Die Petition richtet sich an
• Landesgesundheitsminister Manfred Lucha
• Das Land Baden-Württemberg (Ministerium für Soziales, Gesundheit und Integration)
• Sowie die Kassenärztliche Vereinigung Baden-Württemberg
Begründung
Die Ärztliche Bereitschaftspraxis ist außerhalb der Öffnungszeiten der hausärztlichen Praxen für die gesundheitliche Versorgung der Bevölkerung die erste Anlaufstelle am Wochenende. Hier erfahren Menschen aus Bad Saulgau und dem über 40.000 Einwohner zählenden Mittelbereich zeitnahe und ortsnahe medizinische Versorgung. Das System der Notfallpraxen ist seit Jahren etabliert. Seit Schließung des Krankenhauses im November 2022 hat sich zudem gezeigt, dass eine Notfallpraxis auch ohne eine Anbindung an ein Krankenhaus und einer dort befindlichen Notaufnahme gut funktioniert und die Notaufnahmen der umliegenden Krankenhäuser spürbar entlastet.

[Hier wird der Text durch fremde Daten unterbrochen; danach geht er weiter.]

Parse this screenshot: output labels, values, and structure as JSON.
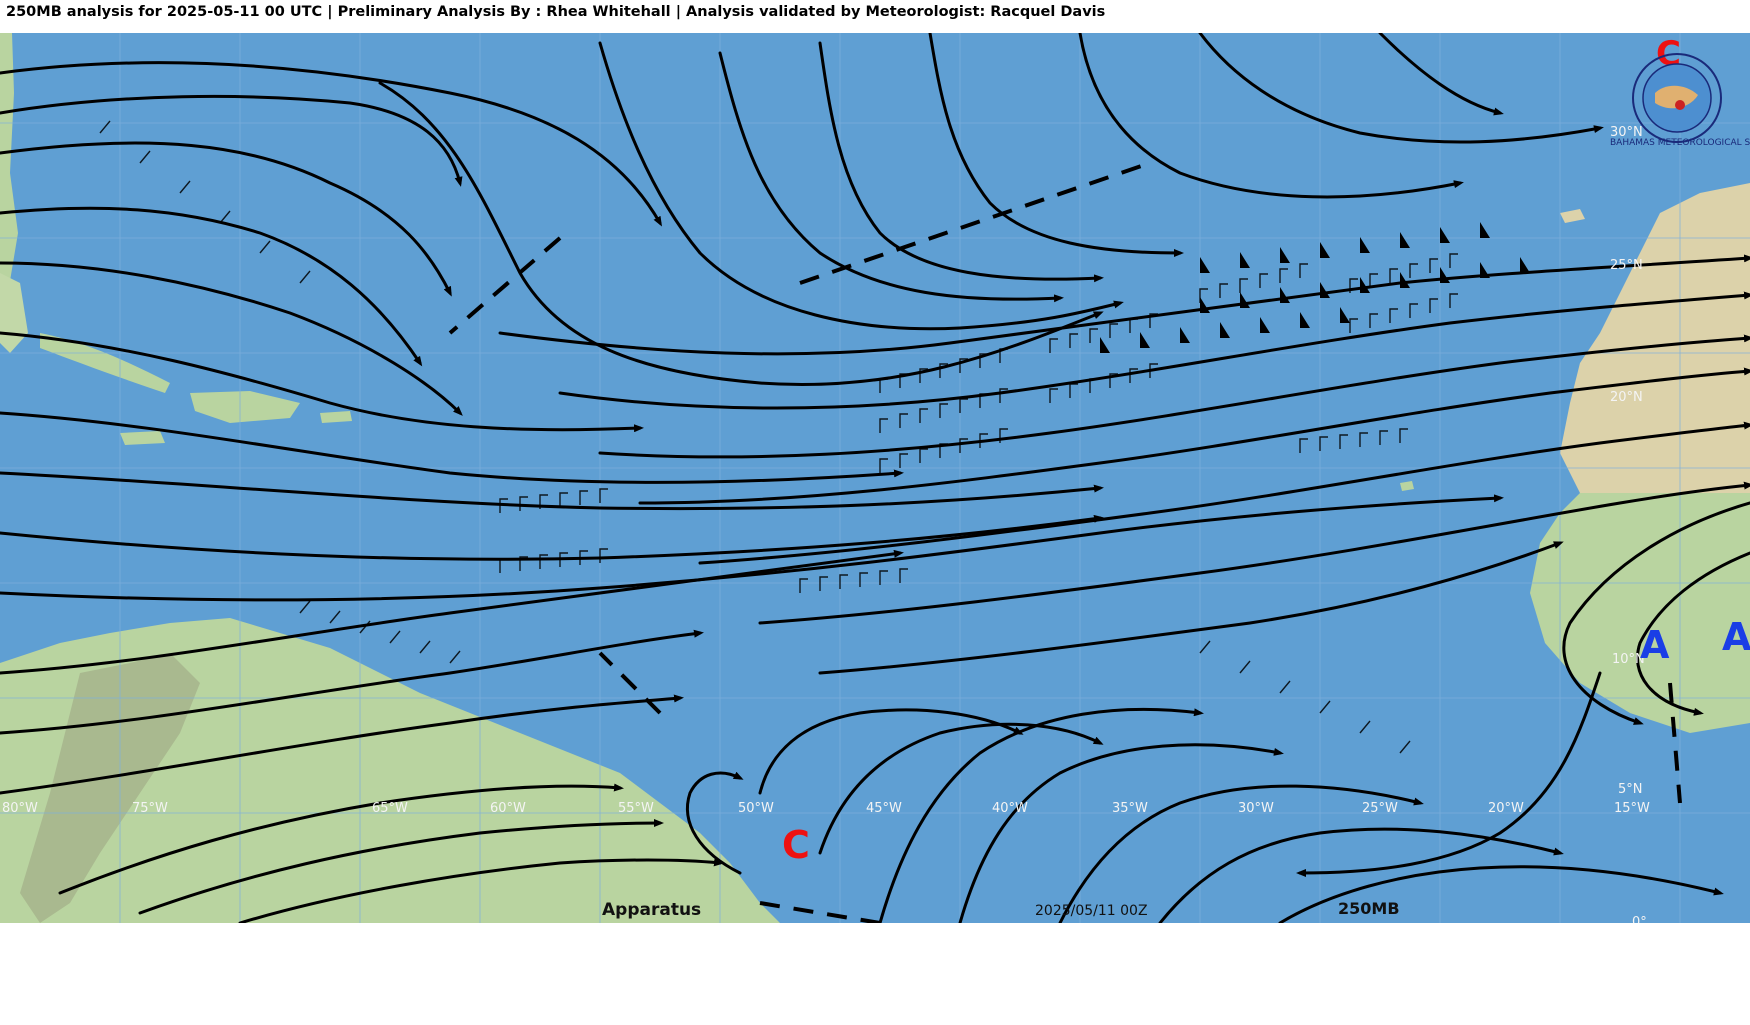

Die Entscheidung der Kassenärztlichen Vereinigung Baden-Württemberg zur Schließung unter anderem der Bad Saulgauer Notfallpraxis führt dazu, dass außerhalb der regulären Arbeitszeiten der in Bad Saulgau niedergelassenen Ärztinnen und Ärzte keinerlei medizinische Versorgung im Mittelbereich Bad Saulgau gegeben ist.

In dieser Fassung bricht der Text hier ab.